Explaining The Concept of “Camping” To A Rural Asian or African Villager

JeanCaroline
Jean Claude, with his adopted daughter Caroline. In the hangar where I slept and we had all our conversations over the years. Photo from taken in 1997

Talk about hurdles in cross-cultural communication. Here is a great example of a Canadian tradition that simply does not translate very well into another culture.

Camping, it is not their vacation, it is their life. Camping is a confession that………

Reaching way back to 1997 with this story.

My friend Jean Claude lives in the village of Ebillasekro, Côte d’Ivoire, in West Africa. This village is located 48 km in the rain forest, just SE of Abengourou. No power, no amenities, squat over a hole toilets. A simple African village.

Some family members eventually escape the village life, land jobs in the city of Abidjan, or some office position in a larger administrative town somewhere where they now live in a basic villa with power, a small refrigerator, bank accounts, phone, and even an old bucket of a car, but a car none the less. They are not, in any manner, “well-to-do” by our western standards. Though comparatively they are doing fine.

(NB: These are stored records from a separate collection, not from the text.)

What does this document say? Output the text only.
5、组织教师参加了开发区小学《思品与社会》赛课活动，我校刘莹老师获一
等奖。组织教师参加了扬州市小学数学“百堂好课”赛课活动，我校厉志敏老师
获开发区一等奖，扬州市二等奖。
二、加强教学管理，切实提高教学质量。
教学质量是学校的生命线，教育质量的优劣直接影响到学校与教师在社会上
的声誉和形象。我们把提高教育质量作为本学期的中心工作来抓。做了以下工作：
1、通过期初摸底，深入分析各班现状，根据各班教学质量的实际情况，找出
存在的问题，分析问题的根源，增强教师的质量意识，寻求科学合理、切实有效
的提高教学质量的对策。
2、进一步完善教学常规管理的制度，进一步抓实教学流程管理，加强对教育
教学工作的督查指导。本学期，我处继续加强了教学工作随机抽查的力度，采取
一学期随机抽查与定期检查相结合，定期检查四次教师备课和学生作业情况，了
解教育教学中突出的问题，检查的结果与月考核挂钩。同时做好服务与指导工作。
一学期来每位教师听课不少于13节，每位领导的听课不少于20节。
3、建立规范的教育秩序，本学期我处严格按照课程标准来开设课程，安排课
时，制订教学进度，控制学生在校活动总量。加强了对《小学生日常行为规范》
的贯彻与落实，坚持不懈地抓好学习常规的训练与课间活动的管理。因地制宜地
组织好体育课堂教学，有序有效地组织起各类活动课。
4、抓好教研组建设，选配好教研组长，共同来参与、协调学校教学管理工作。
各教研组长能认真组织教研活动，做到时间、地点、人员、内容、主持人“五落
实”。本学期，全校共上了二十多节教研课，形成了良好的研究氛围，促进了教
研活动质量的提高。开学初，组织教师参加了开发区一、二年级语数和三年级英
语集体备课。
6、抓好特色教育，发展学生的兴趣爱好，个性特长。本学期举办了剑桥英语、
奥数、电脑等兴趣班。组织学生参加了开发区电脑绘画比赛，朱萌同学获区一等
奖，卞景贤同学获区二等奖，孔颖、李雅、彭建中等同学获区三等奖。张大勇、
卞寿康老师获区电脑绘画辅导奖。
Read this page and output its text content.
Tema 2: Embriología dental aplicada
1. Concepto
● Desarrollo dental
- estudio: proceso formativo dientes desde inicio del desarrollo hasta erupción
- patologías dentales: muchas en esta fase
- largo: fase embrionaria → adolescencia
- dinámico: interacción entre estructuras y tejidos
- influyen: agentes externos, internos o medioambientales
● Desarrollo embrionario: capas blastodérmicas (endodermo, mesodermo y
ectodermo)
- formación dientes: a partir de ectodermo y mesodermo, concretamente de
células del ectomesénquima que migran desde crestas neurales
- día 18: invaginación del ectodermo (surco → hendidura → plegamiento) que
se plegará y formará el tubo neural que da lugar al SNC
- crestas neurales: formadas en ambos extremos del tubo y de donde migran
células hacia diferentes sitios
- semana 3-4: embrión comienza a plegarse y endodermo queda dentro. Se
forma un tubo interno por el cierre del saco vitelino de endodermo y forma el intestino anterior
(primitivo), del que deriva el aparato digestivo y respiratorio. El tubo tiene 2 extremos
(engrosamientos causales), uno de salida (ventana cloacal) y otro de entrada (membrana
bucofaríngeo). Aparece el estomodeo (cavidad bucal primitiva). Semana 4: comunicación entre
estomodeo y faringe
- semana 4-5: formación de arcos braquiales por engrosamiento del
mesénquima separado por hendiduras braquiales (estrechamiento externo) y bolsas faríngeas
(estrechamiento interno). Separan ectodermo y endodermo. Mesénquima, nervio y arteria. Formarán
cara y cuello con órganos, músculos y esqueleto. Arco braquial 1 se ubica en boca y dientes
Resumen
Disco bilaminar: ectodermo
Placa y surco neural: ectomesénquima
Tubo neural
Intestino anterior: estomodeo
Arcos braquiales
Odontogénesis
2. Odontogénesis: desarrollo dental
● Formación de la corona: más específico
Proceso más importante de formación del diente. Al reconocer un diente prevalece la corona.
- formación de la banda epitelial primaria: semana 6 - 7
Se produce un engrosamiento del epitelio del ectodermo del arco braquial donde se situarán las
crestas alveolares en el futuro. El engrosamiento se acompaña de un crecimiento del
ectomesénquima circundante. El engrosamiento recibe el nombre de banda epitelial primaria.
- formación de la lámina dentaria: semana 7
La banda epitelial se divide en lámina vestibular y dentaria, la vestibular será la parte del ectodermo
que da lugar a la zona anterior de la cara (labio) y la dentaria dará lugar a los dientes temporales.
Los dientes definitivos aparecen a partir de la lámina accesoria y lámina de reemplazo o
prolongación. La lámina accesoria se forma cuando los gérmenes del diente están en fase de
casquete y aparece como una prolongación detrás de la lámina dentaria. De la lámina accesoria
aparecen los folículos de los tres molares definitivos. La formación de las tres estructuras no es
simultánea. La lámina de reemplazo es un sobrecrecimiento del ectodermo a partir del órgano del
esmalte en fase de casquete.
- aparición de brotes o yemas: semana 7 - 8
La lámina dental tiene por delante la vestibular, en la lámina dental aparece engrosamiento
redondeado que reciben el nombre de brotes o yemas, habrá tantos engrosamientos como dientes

A few times a year they return to the village to visit family. You can easily see their struggle with the village. The village is tough for even them now, especially their kids. Many of their kids don’t want to go to the bush village of their grandparents, so are left home.

Over the years Jean Claude and I have chatted about many things as we rested in the hammocks in the late evenings.  Had a very interesting conversation one evening.,

“What do you Canadians do for vacation?”

Since many go camping. I began explaining the concept of camping.

“Families leave their comfortable homes rough it in the woods where there are no stoves, fancy beds, ovens, refrigerators, or power. They sit outside in the bugs around a fire at night, visit, laugh, tell stories, cooking meat (Hotdogs and smores) over fire (BBQ). They like to make life more simple, get back closer to nature. They, walk in the woods, and swim in the river and …..”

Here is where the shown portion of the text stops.